These days , the most noteworthy aspect of marriages is how they end.
Access to children is often an important point but, mainly, arguments between estranged partners centre on money. Usually, the women is trying to get a share of the joint marital financial assets.
I have to say that I am not a great advocate of joint bank accounts.  The idea seems to have its roots in a time when most women did not work, so a joint account in theory gave a wife some access to money to keep the family housed and fed.
Of course, at least in some parts of the World, women have moved on from those far off days when being a "housewife" was the norm. In Western Countries, most women work and have their own funds.

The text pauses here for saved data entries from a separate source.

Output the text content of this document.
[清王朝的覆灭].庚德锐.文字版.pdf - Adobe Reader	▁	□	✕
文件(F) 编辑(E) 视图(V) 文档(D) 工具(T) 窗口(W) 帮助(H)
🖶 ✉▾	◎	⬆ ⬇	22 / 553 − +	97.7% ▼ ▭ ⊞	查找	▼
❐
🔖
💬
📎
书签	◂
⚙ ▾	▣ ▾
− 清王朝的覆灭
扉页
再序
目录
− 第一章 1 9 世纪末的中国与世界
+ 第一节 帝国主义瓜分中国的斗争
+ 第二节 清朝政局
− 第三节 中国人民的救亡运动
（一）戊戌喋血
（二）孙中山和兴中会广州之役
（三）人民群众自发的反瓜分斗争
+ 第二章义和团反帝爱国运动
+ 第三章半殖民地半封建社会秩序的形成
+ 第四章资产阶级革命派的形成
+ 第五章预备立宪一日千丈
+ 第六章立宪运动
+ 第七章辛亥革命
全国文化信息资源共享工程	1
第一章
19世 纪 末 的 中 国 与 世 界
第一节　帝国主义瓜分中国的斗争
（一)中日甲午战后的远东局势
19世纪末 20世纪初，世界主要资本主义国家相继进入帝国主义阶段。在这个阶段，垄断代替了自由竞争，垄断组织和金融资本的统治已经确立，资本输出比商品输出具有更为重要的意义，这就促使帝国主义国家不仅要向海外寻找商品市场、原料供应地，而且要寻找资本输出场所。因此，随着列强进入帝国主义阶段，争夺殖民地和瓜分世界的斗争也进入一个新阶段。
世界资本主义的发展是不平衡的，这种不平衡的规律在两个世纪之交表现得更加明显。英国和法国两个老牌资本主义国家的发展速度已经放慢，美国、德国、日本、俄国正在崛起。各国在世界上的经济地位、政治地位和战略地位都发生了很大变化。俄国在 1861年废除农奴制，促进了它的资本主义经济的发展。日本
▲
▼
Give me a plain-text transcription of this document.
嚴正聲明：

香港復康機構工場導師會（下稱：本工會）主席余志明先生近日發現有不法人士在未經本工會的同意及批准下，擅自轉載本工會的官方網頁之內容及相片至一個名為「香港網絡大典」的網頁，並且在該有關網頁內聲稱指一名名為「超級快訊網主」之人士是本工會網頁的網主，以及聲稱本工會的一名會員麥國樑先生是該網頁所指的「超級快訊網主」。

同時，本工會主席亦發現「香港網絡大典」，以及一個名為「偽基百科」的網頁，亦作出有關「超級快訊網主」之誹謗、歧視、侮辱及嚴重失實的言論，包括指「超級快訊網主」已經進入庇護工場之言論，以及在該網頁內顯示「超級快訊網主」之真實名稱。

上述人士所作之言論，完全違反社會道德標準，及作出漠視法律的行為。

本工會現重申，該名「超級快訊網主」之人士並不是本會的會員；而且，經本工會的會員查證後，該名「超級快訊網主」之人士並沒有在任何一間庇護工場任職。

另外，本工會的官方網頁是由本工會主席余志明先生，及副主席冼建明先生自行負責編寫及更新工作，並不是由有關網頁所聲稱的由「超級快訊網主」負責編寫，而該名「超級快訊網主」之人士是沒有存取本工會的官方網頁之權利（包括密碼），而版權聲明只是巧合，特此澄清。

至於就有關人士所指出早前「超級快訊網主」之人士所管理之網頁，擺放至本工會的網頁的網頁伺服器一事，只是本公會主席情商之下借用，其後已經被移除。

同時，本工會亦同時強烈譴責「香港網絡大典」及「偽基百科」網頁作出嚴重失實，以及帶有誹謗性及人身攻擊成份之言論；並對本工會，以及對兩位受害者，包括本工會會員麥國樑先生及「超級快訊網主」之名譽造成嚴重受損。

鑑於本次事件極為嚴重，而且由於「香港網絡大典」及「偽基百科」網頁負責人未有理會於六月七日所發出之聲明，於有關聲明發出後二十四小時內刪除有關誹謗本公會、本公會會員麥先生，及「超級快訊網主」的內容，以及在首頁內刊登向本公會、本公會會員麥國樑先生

I am all for women keeping their funds separate from their husbands/partners. Money brings with it a measure of independence - and we women badly need that in a World where the cards are still very much stacked against us.
In closing, I have to make reference to the participation of women in the Olympics. It is being trumpeted as a great success that every country involved had at least one woman in its team.
I do not see it that way. Countries like Saudi Arabia sent a token female representative. It was an empty gesture. The Saudis have no intention of changing their appalling treatment of women. Any country that ,for example, bans women from driving is not fit to take part in a celebration of World sporting unity.
Saudi Arabia and all other countries where women do not have equal rights with men should be banned from the Olympics until such rights are granted.
By the way, religious reasons should not be accepted as an excuse for depriving women of equal rights. All religions are controlled by men and their rules constructed to sustain male supremacy. There is no role for religion in sport, including in controlling the clothing women can wear.
The Saudi father of the one female member of their team said that he would have withdrawn his daughter if she had not been allowed to were a headscarf. HE would have withdrawn his daughter? That says it all about the rights of women in Saudi Arabia.